Sept personnes ont été tuées dimanche dans une attaque à Karak, dans le sud de la Jordanie. Une touriste canadienne figure parmi les victimes, a confirmé le gouvernement. Quatre policiers et deux autres civils ont également péri.

La touriste canadienne visitait le château fort de la ville de Karak, située à environ 120 km au sud d’Amman, lorsqu'un groupe d'individus armés – dont le nombre varie de 5 à 10, selon les sources – a fait irruption sur les lieux, après avoir tiré sur des policiers.

Selon une source proche de la sécurité citée par Reuters, les touristes qui étaient pris au piège ont pu être libérés après un assaut donné par les forces de l'ordre dans le château médiéval, décrit par l'Office du tourisme jordanien comme un « labyrinthe de pièces voûtées et de couloirs infinis ».

Cette même source parle de 29 blessés, dont certains dans un état grave.

Les attaques n'ont pas été immédiatement revendiquées, mais on n’exclut pas pour le moment la possibilité d’une attaque islamiste.

Plusieurs attaques

La séquence des événements a commencé lorsqu'une patrouille de police a reçu des signalements de l'incendie d'une maison dans la ville de Qatraneh, dans le district de Karak, a indiqué la Sécurité publique. Les agents s'étant présentés sur les lieux ont fait l'objet de tirs provenant de l'intérieur de la maison, ont affirmé les autorités. Deux policiers ont été blessés, et les assaillants ont fui à bord d'une voiture, a-t-on indiqué.

Dans une autre attaque, des coups de feu ont été tirés vers des policiers en patrouille à Karak, sans faire de blessés.

Enfin, des hommes armés ont tiré sur le commissariat de police de Karak, « blessant plusieurs policiers et passants » qui ont été conduits à l'hôpital.

Ces hommes seraient maintenant réfugiés dans la citadelle.

Un pays relativement sécuritaire

La Jordanie est un pays qui demeure relativement épargné par les attentats, bien que plusieurs incidents aient été recensés sur son territoire lors de la dernière année.

Le pays participe aux opérations aériennes contre le groupe armé État islamique (EI) en Syrie, aux côtés des Américains. Plusieurs Jordaniens sont cependant opposés à cet engagement. Ils critiquent le fait que cette opération entraîne la mort d'autres musulmans et accroît les menaces pour les Jordaniens eux-mêmes.

En juin, un attentat suicide revendiqué par l'EI avait coûté la vie à sept gardes-frontières jordaniens près de la frontière avec la Syrie.

Sur le site du ministère canadien des Affaires étrangères, aucun avertissement n’est en vigueur pour l’ensemble de la Jordanie. « Il convient toutefois de faire preuve d’une grande prudence en raison des troubles civils et des manifestations qui ont lieu dans ce pays », écrit-on.

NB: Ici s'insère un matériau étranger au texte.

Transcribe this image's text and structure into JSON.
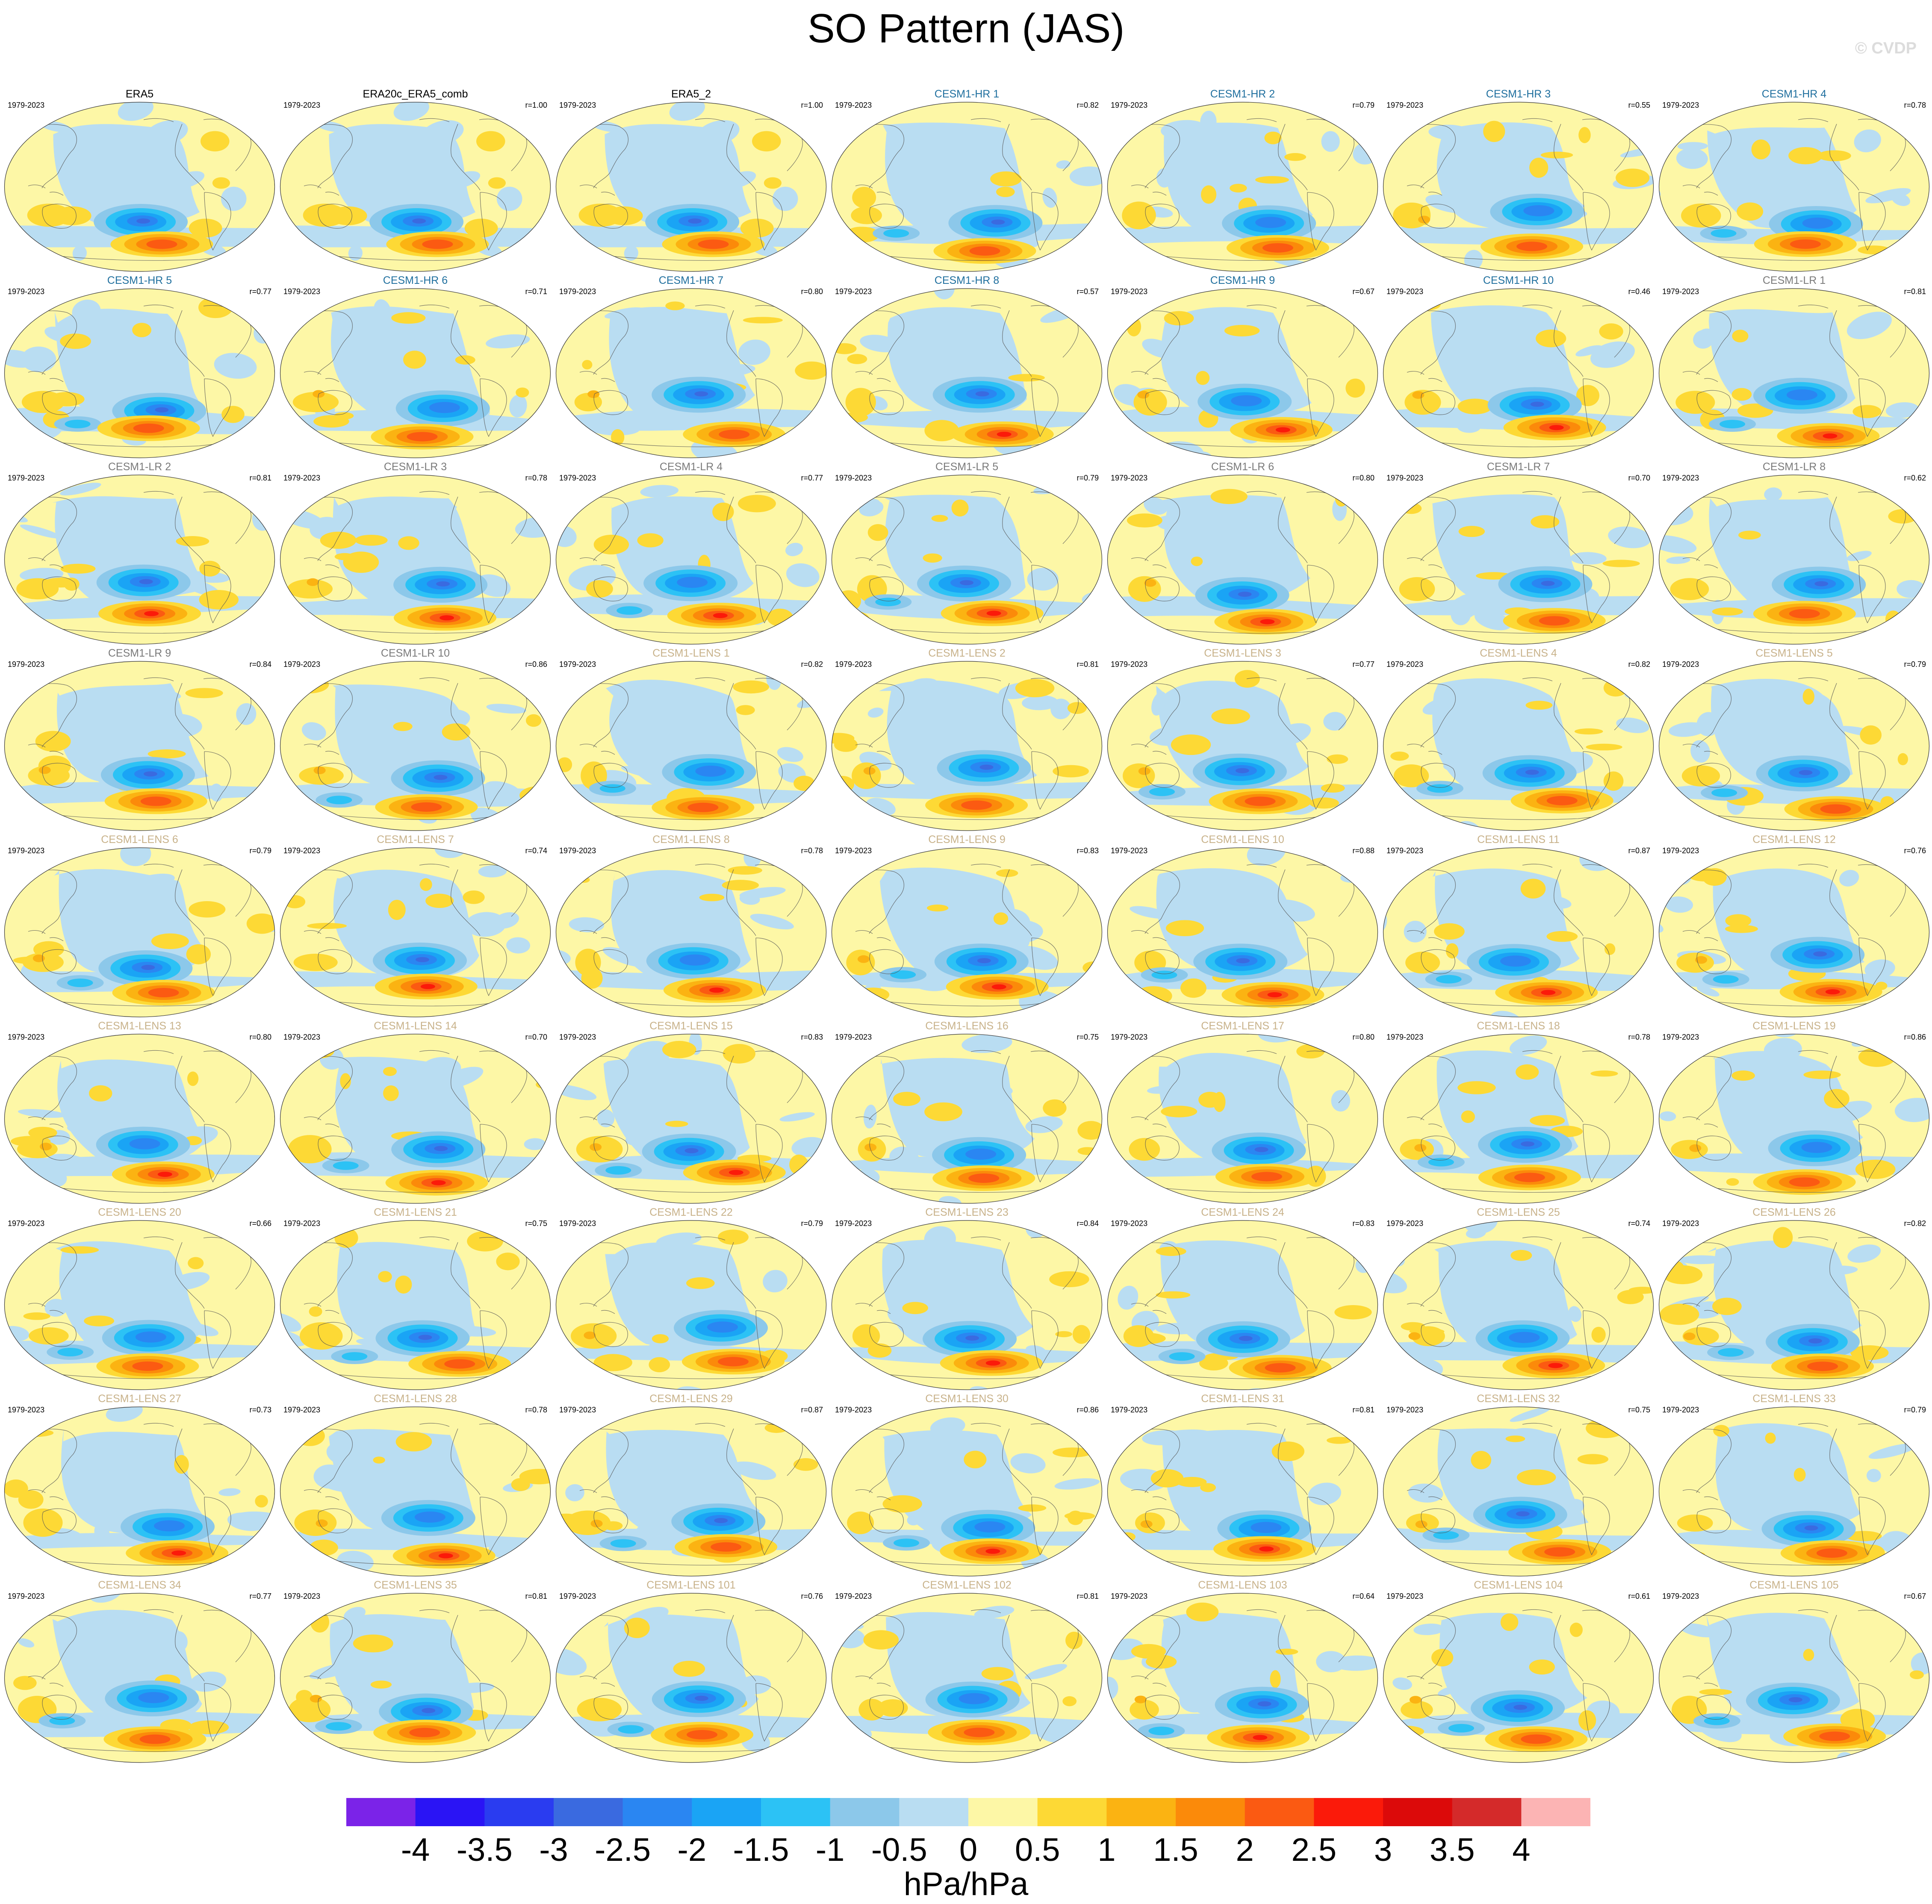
{
  "title": "SO Pattern (JAS)",
  "watermark": "© CVDP",
  "panels": [
    {
      "name": "ERA5",
      "period": "1979-2023",
      "r": "",
      "group": "obs",
      "seed": 1
    },
    {
      "name": "ERA20c_ERA5_comb",
      "period": "1979-2023",
      "r": "r=1.00",
      "group": "obs",
      "seed": 1
    },
    {
      "name": "ERA5_2",
      "period": "1979-2023",
      "r": "r=1.00",
      "group": "obs",
      "seed": 1
    },
    {
      "name": "CESM1-HR 1",
      "period": "1979-2023",
      "r": "r=0.82",
      "group": "hr",
      "seed": 4
    },
    {
      "name": "CESM1-HR 2",
      "period": "1979-2023",
      "r": "r=0.79",
      "group": "hr",
      "seed": 5
    },
    {
      "name": "CESM1-HR 3",
      "period": "1979-2023",
      "r": "r=0.55",
      "group": "hr",
      "seed": 6
    },
    {
      "name": "CESM1-HR 4",
      "period": "1979-2023",
      "r": "r=0.78",
      "group": "hr",
      "seed": 7
    },
    {
      "name": "CESM1-HR 5",
      "period": "1979-2023",
      "r": "r=0.77",
      "group": "hr",
      "seed": 8
    },
    {
      "name": "CESM1-HR 6",
      "period": "1979-2023",
      "r": "r=0.71",
      "group": "hr",
      "seed": 9
    },
    {
      "name": "CESM1-HR 7",
      "period": "1979-2023",
      "r": "r=0.80",
      "group": "hr",
      "seed": 10
    },
    {
      "name": "CESM1-HR 8",
      "period": "1979-2023",
      "r": "r=0.57",
      "group": "hr",
      "seed": 11
    },
    {
      "name": "CESM1-HR 9",
      "period": "1979-2023",
      "r": "r=0.67",
      "group": "hr",
      "seed": 12
    },
    {
      "name": "CESM1-HR 10",
      "period": "1979-2023",
      "r": "r=0.46",
      "group": "hr",
      "seed": 13
    },
    {
      "name": "CESM1-LR 1",
      "period": "1979-2023",
      "r": "r=0.81",
      "group": "lr",
      "seed": 14
    },
    {
      "name": "CESM1-LR 2",
      "period": "1979-2023",
      "r": "r=0.81",
      "group": "lr",
      "seed": 15
    },
    {
      "name": "CESM1-LR 3",
      "period": "1979-2023",
      "r": "r=0.78",
      "group": "lr",
      "seed": 16
    },
    {
      "name": "CESM1-LR 4",
      "period": "1979-2023",
      "r": "r=0.77",
      "group": "lr",
      "seed": 17
    },
    {
      "name": "CESM1-LR 5",
      "period": "1979-2023",
      "r": "r=0.79",
      "group": "lr",
      "seed": 18
    },
    {
      "name": "CESM1-LR 6",
      "period": "1979-2023",
      "r": "r=0.80",
      "group": "lr",
      "seed": 19
    },
    {
      "name": "CESM1-LR 7",
      "period": "1979-2023",
      "r": "r=0.70",
      "group": "lr",
      "seed": 20
    },
    {
      "name": "CESM1-LR 8",
      "period": "1979-2023",
      "r": "r=0.62",
      "group": "lr",
      "seed": 21
    },
    {
      "name": "CESM1-LR 9",
      "period": "1979-2023",
      "r": "r=0.84",
      "group": "lr",
      "seed": 22
    },
    {
      "name": "CESM1-LR 10",
      "period": "1979-2023",
      "r": "r=0.86",
      "group": "lr",
      "seed": 23
    },
    {
      "name": "CESM1-LENS 1",
      "period": "1979-2023",
      "r": "r=0.82",
      "group": "lens",
      "seed": 24
    },
    {
      "name": "CESM1-LENS 2",
      "period": "1979-2023",
      "r": "r=0.81",
      "group": "lens",
      "seed": 25
    },
    {
      "name": "CESM1-LENS 3",
      "period": "1979-2023",
      "r": "r=0.77",
      "group": "lens",
      "seed": 26
    },
    {
      "name": "CESM1-LENS 4",
      "period": "1979-2023",
      "r": "r=0.82",
      "group": "lens",
      "seed": 27
    },
    {
      "name": "CESM1-LENS 5",
      "period": "1979-2023",
      "r": "r=0.79",
      "group": "lens",
      "seed": 28
    },
    {
      "name": "CESM1-LENS 6",
      "period": "1979-2023",
      "r": "r=0.79",
      "group": "lens",
      "seed": 29
    },
    {
      "name": "CESM1-LENS 7",
      "period": "1979-2023",
      "r": "r=0.74",
      "group": "lens",
      "seed": 30
    },
    {
      "name": "CESM1-LENS 8",
      "period": "1979-2023",
      "r": "r=0.78",
      "group": "lens",
      "seed": 31
    },
    {
      "name": "CESM1-LENS 9",
      "period": "1979-2023",
      "r": "r=0.83",
      "group": "lens",
      "seed": 32
    },
    {
      "name": "CESM1-LENS 10",
      "period": "1979-2023",
      "r": "r=0.88",
      "group": "lens",
      "seed": 33
    },
    {
      "name": "CESM1-LENS 11",
      "period": "1979-2023",
      "r": "r=0.87",
      "group": "lens",
      "seed": 34
    },
    {
      "name": "CESM1-LENS 12",
      "period": "1979-2023",
      "r": "r=0.76",
      "group": "lens",
      "seed": 35
    },
    {
      "name": "CESM1-LENS 13",
      "period": "1979-2023",
      "r": "r=0.80",
      "group": "lens",
      "seed": 36
    },
    {
      "name": "CESM1-LENS 14",
      "period": "1979-2023",
      "r": "r=0.70",
      "group": "lens",
      "seed": 37
    },
    {
      "name": "CESM1-LENS 15",
      "period": "1979-2023",
      "r": "r=0.83",
      "group": "lens",
      "seed": 38
    },
    {
      "name": "CESM1-LENS 16",
      "period": "1979-2023",
      "r": "r=0.75",
      "group": "lens",
      "seed": 39
    },
    {
      "name": "CESM1-LENS 17",
      "period": "1979-2023",
      "r": "r=0.80",
      "group": "lens",
      "seed": 40
    },
    {
      "name": "CESM1-LENS 18",
      "period": "1979-2023",
      "r": "r=0.78",
      "group": "lens",
      "seed": 41
    },
    {
      "name": "CESM1-LENS 19",
      "period": "1979-2023",
      "r": "r=0.86",
      "group": "lens",
      "seed": 42
    },
    {
      "name": "CESM1-LENS 20",
      "period": "1979-2023",
      "r": "r=0.66",
      "group": "lens",
      "seed": 43
    },
    {
      "name": "CESM1-LENS 21",
      "period": "1979-2023",
      "r": "r=0.75",
      "group": "lens",
      "seed": 44
    },
    {
      "name": "CESM1-LENS 22",
      "period": "1979-2023",
      "r": "r=0.79",
      "group": "lens",
      "seed": 45
    },
    {
      "name": "CESM1-LENS 23",
      "period": "1979-2023",
      "r": "r=0.84",
      "group": "lens",
      "seed": 46
    },
    {
      "name": "CESM1-LENS 24",
      "period": "1979-2023",
      "r": "r=0.83",
      "group": "lens",
      "seed": 47
    },
    {
      "name": "CESM1-LENS 25",
      "period": "1979-2023",
      "r": "r=0.74",
      "group": "lens",
      "seed": 48
    },
    {
      "name": "CESM1-LENS 26",
      "period": "1979-2023",
      "r": "r=0.82",
      "group": "lens",
      "seed": 49
    },
    {
      "name": "CESM1-LENS 27",
      "period": "1979-2023",
      "r": "r=0.73",
      "group": "lens",
      "seed": 50
    },
    {
      "name": "CESM1-LENS 28",
      "period": "1979-2023",
      "r": "r=0.78",
      "group": "lens",
      "seed": 51
    },
    {
      "name": "CESM1-LENS 29",
      "period": "1979-2023",
      "r": "r=0.87",
      "group": "lens",
      "seed": 52
    },
    {
      "name": "CESM1-LENS 30",
      "period": "1979-2023",
      "r": "r=0.86",
      "group": "lens",
      "seed": 53
    },
    {
      "name": "CESM1-LENS 31",
      "period": "1979-2023",
      "r": "r=0.81",
      "group": "lens",
      "seed": 54
    },
    {
      "name": "CESM1-LENS 32",
      "period": "1979-2023",
      "r": "r=0.75",
      "group": "lens",
      "seed": 55
    },
    {
      "name": "CESM1-LENS 33",
      "period": "1979-2023",
      "r": "r=0.79",
      "group": "lens",
      "seed": 56
    },
    {
      "name": "CESM1-LENS 34",
      "period": "1979-2023",
      "r": "r=0.77",
      "group": "lens",
      "seed": 57
    },
    {
      "name": "CESM1-LENS 35",
      "period": "1979-2023",
      "r": "r=0.81",
      "group": "lens",
      "seed": 58
    },
    {
      "name": "CESM1-LENS 101",
      "period": "1979-2023",
      "r": "r=0.76",
      "group": "lens",
      "seed": 59
    },
    {
      "name": "CESM1-LENS 102",
      "period": "1979-2023",
      "r": "r=0.81",
      "group": "lens",
      "seed": 60
    },
    {
      "name": "CESM1-LENS 103",
      "period": "1979-2023",
      "r": "r=0.64",
      "group": "lens",
      "seed": 61
    },
    {
      "name": "CESM1-LENS 104",
      "period": "1979-2023",
      "r": "r=0.61",
      "group": "lens",
      "seed": 62
    },
    {
      "name": "CESM1-LENS 105",
      "period": "1979-2023",
      "r": "r=0.67",
      "group": "lens",
      "seed": 63
    }
  ],
  "group_colors": {
    "obs": "#000000",
    "hr": "#1f6f9e",
    "lr": "#7a7a7a",
    "lens": "#c8b28a"
  },
  "colorbar": {
    "colors": [
      "#7b23e8",
      "#2a14f5",
      "#2a3cf0",
      "#3a6ae0",
      "#2a86f2",
      "#1aa4f5",
      "#2cc2f5",
      "#8cc8ea",
      "#b9ddf2",
      "#fdf7a6",
      "#fdd935",
      "#fbb312",
      "#fb8a0a",
      "#fb5a12",
      "#fb1a0a",
      "#dc0a0a",
      "#d42a2a",
      "#fcb4b4"
    ],
    "ticks": [
      "-4",
      "-3.5",
      "-3",
      "-2.5",
      "-2",
      "-1.5",
      "-1",
      "-0.5",
      "0",
      "0.5",
      "1",
      "1.5",
      "2",
      "2.5",
      "3",
      "3.5",
      "4"
    ],
    "units": "hPa/hPa"
  },
  "map_colors": {
    "ocean_border": "#333333",
    "coast": "#555555"
  }
}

Après les attaques cependant, l'ambassade canadienne en Jordanie a appelé par l'entremise de Twitter tous les Canadiens à éviter tout voyage vers Karak jusqu'à nouvel ordre.

Un dur coup pour le tourisme

Cette attaque intervient au moment où la Jordanie tente désespérément de relancer le tourisme. Ce secteur clé de l'économie contribuait en 2015 pour 14 % du PIB du royaume.

Ce pays est réputé pour ses splendides vestiges, comme les ruines de Petra – l'une des sept merveilles du monde – ou le temple romain de Jerash.

Ces sites attiraient jusqu'à tout récemment des centaines de milliers de touristes occidentaux. Or, les troubles liés aux révoltes dans le monde arabe de 2011 et les conflits dans les pays voisins – au premier chef, la Syrie – ont fait fuir jusqu'au plus aventureux.